Insulin resistance (IR) is an important pathological basis of obesity, diabetes and cardiovascular diseases, and emerging evidence demonstrates aerobic exercise as an efficient therapeutical tool in the management of IR and IR-related metabolic disease. Interleukin-4 (IL-4), an important anti-inflammatory cytokine, was recently proved to be involved in regulation of IR, yet the effect of IL-4 on exercise-induced insulin sensitivity and underlying mechanism was less investigated.

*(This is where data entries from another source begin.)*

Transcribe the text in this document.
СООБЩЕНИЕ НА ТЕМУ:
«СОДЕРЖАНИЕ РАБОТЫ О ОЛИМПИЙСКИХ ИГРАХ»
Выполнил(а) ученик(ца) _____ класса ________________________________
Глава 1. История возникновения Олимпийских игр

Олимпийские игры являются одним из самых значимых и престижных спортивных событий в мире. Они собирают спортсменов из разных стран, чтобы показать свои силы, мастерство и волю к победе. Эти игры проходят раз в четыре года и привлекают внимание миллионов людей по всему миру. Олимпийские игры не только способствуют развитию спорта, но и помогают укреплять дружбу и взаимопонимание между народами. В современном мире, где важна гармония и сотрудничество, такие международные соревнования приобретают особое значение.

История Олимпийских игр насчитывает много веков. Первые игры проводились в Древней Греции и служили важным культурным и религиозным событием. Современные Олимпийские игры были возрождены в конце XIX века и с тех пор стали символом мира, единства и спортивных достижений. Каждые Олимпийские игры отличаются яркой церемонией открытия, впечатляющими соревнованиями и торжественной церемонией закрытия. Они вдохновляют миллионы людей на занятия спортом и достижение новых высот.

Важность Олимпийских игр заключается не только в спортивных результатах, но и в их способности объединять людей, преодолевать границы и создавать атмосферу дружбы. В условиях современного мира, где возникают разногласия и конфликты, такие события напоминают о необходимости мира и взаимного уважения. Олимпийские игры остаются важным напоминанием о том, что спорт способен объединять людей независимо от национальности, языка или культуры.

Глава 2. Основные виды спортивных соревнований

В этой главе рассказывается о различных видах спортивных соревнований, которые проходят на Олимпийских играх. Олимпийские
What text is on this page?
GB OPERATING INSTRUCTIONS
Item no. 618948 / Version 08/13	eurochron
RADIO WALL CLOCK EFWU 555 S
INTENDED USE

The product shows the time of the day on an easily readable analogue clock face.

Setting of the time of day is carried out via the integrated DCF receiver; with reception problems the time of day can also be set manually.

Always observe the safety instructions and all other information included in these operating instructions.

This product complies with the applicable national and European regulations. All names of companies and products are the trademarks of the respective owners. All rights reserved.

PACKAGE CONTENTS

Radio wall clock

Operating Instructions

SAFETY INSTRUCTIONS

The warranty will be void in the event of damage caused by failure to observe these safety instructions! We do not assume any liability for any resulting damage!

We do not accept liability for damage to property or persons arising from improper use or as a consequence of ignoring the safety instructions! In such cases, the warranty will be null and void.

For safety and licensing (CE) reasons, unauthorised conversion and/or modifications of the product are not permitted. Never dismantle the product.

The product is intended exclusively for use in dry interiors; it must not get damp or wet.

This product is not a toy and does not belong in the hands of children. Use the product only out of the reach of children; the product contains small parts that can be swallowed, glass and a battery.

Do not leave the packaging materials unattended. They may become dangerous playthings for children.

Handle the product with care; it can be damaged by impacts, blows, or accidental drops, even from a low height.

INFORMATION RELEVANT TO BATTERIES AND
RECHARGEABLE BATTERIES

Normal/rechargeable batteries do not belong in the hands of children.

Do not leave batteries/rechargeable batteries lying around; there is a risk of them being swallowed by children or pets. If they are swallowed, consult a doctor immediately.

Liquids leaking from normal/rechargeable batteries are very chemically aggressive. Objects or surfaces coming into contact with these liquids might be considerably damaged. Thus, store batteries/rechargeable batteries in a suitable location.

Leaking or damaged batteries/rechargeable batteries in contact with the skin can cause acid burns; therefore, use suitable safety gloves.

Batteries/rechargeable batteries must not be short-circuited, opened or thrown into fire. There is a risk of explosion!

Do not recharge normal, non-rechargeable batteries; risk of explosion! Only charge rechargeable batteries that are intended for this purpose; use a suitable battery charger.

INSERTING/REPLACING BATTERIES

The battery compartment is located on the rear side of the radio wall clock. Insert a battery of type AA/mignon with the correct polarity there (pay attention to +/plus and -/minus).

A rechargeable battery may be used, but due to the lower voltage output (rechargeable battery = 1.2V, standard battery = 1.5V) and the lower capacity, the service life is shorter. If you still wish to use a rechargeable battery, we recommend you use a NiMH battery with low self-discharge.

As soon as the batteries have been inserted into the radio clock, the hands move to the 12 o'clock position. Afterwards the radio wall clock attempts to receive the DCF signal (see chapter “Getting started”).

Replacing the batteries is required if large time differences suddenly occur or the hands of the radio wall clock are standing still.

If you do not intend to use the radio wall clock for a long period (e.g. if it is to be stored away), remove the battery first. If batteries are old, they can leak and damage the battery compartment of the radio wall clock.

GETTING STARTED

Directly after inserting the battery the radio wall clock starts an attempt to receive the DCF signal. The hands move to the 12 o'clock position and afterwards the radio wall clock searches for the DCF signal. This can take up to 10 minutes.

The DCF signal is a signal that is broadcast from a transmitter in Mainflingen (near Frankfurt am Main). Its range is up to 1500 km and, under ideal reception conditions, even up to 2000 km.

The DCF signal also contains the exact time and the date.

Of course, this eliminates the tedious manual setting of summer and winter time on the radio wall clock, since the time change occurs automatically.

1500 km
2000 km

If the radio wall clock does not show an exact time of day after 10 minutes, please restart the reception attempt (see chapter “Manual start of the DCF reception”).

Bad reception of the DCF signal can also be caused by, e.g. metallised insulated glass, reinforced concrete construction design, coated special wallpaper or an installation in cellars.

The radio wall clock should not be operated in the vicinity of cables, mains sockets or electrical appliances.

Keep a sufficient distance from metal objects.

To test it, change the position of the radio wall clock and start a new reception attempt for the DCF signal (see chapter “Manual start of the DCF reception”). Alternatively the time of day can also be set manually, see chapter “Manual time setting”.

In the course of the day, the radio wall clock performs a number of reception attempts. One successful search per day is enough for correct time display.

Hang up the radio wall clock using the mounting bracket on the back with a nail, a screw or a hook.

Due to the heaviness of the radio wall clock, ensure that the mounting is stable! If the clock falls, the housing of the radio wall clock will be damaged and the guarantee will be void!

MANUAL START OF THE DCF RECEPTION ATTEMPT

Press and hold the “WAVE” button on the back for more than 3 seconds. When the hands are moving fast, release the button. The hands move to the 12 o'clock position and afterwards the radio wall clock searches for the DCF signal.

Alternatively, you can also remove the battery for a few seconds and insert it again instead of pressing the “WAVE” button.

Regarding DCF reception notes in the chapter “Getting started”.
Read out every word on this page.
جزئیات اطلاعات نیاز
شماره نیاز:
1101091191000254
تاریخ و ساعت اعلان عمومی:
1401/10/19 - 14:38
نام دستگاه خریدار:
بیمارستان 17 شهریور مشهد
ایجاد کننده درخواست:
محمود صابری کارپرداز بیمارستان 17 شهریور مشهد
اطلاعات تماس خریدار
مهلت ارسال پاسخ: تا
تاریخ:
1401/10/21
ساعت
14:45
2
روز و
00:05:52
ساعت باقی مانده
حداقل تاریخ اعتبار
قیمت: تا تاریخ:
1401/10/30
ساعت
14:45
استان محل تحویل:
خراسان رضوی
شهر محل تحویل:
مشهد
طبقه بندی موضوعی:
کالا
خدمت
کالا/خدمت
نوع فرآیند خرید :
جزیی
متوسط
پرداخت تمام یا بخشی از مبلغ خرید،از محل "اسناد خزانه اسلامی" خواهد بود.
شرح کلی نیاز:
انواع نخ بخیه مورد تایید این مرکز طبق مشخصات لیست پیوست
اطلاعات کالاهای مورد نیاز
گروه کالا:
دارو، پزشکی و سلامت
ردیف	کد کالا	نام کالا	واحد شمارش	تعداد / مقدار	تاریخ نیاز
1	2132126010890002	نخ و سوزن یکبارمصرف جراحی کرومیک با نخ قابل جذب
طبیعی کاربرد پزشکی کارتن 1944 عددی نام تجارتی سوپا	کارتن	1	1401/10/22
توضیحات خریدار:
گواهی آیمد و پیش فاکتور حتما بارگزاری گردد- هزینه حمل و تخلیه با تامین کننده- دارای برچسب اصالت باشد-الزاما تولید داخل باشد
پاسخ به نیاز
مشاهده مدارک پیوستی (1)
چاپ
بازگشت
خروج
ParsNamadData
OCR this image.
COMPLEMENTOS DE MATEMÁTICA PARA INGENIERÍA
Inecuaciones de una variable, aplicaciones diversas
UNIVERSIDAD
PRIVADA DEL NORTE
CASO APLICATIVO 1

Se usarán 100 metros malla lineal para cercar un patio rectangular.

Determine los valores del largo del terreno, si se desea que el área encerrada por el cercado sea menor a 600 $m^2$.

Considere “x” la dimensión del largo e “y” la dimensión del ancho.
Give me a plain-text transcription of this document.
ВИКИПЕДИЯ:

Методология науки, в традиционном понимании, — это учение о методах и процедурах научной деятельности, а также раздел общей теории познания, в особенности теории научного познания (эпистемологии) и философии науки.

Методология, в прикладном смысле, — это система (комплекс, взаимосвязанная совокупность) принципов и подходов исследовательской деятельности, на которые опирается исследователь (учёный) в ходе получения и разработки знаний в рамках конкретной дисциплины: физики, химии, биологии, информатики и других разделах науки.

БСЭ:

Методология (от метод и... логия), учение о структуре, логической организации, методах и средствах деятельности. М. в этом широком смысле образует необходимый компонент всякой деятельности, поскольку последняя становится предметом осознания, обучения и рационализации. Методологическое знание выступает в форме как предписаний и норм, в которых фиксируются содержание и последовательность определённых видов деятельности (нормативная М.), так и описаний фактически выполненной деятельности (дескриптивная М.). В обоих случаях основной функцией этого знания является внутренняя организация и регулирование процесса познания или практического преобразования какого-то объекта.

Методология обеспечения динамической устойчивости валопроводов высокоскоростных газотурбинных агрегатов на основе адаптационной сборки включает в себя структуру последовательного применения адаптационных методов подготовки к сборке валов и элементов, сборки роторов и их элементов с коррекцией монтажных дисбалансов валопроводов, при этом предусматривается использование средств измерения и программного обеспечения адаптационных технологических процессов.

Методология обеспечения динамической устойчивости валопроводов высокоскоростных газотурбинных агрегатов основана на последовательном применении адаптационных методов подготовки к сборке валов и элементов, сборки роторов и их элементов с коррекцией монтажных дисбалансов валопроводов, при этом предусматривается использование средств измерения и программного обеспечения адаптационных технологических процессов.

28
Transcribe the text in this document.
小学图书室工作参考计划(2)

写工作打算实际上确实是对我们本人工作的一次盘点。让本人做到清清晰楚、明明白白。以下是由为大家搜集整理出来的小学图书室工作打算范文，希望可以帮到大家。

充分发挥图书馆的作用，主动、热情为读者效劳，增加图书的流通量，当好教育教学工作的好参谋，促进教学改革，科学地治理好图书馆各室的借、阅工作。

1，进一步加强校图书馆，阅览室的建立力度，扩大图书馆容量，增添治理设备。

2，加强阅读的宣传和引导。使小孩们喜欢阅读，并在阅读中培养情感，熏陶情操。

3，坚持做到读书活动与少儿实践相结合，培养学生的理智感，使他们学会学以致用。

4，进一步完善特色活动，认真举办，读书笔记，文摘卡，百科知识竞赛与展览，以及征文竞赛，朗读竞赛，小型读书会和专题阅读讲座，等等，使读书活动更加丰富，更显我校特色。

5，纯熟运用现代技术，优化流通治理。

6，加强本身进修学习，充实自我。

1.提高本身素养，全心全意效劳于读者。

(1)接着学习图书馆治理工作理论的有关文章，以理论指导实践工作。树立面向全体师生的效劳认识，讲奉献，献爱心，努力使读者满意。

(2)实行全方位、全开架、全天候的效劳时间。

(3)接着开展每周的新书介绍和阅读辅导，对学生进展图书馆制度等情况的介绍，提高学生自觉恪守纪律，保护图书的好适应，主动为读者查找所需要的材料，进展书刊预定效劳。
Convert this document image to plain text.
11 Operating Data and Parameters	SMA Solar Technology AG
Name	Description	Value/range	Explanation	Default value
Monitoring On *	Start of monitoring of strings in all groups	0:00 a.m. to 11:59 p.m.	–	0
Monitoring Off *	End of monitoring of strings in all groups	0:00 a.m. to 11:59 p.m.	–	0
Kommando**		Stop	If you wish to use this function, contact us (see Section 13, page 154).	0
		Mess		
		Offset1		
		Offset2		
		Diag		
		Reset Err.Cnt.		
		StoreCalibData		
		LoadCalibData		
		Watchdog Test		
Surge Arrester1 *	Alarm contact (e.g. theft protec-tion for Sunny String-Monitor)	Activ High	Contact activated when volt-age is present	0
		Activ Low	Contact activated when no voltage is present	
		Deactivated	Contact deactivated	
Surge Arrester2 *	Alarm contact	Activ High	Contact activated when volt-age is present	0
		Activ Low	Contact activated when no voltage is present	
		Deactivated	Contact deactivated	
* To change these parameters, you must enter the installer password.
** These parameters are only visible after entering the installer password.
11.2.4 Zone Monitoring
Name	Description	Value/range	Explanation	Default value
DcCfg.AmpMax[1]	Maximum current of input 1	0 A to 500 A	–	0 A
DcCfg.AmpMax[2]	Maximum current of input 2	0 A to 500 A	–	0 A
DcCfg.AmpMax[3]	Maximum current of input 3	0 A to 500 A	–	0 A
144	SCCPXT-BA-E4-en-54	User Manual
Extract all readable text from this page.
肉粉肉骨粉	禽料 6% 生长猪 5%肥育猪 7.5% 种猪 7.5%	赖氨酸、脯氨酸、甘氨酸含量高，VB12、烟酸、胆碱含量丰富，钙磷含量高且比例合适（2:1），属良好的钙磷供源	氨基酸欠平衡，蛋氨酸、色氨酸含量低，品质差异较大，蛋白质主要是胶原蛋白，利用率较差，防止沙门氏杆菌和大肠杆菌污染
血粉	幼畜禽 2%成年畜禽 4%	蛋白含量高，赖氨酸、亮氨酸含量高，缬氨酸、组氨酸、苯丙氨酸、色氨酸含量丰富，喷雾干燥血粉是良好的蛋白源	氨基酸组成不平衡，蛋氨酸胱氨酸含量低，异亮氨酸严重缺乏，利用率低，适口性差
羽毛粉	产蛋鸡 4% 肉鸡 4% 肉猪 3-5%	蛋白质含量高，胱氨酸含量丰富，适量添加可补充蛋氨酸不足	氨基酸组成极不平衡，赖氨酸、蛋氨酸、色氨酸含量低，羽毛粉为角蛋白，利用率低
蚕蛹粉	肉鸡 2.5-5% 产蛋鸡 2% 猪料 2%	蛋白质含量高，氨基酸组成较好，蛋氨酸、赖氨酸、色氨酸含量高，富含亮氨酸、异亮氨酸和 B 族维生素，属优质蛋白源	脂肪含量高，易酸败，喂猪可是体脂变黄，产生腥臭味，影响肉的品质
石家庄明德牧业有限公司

In this study, using a mouse model of swimming exercise training (60 min/day, 5 days/week for 8 weeks), we found that long-term swimming exercise promoted insulin sensitivity compared with sedentary groups as indexed by the homeostasis model assessment of insulin resistance (HOMA-IR), glucose and insulin tolerance test. Accompanying with increased insulin sensitivity, swimming exercise increased serum IL-4 levels as well as insulin receptor substrate 1 (IRS-1) and protein kinase B (Akt) phosphorylation. Mechanistically, IL-4 treatment increased insulin-stimulated glucose uptake and Akt phosphorylation in skeletal muscle C2C12 cells, and inhibition of IL-4 signaling via ruxolitinib, a Janus kinase (JAK) inhibitor, attenuated IL-4-induced insulin sensitivity. Taken together, our results demonstrated IL-4 as a novel exercise factor contributing to exercise-induced insulin sensitivity, providing a potential therapeutical target of IR and related metabolic disease.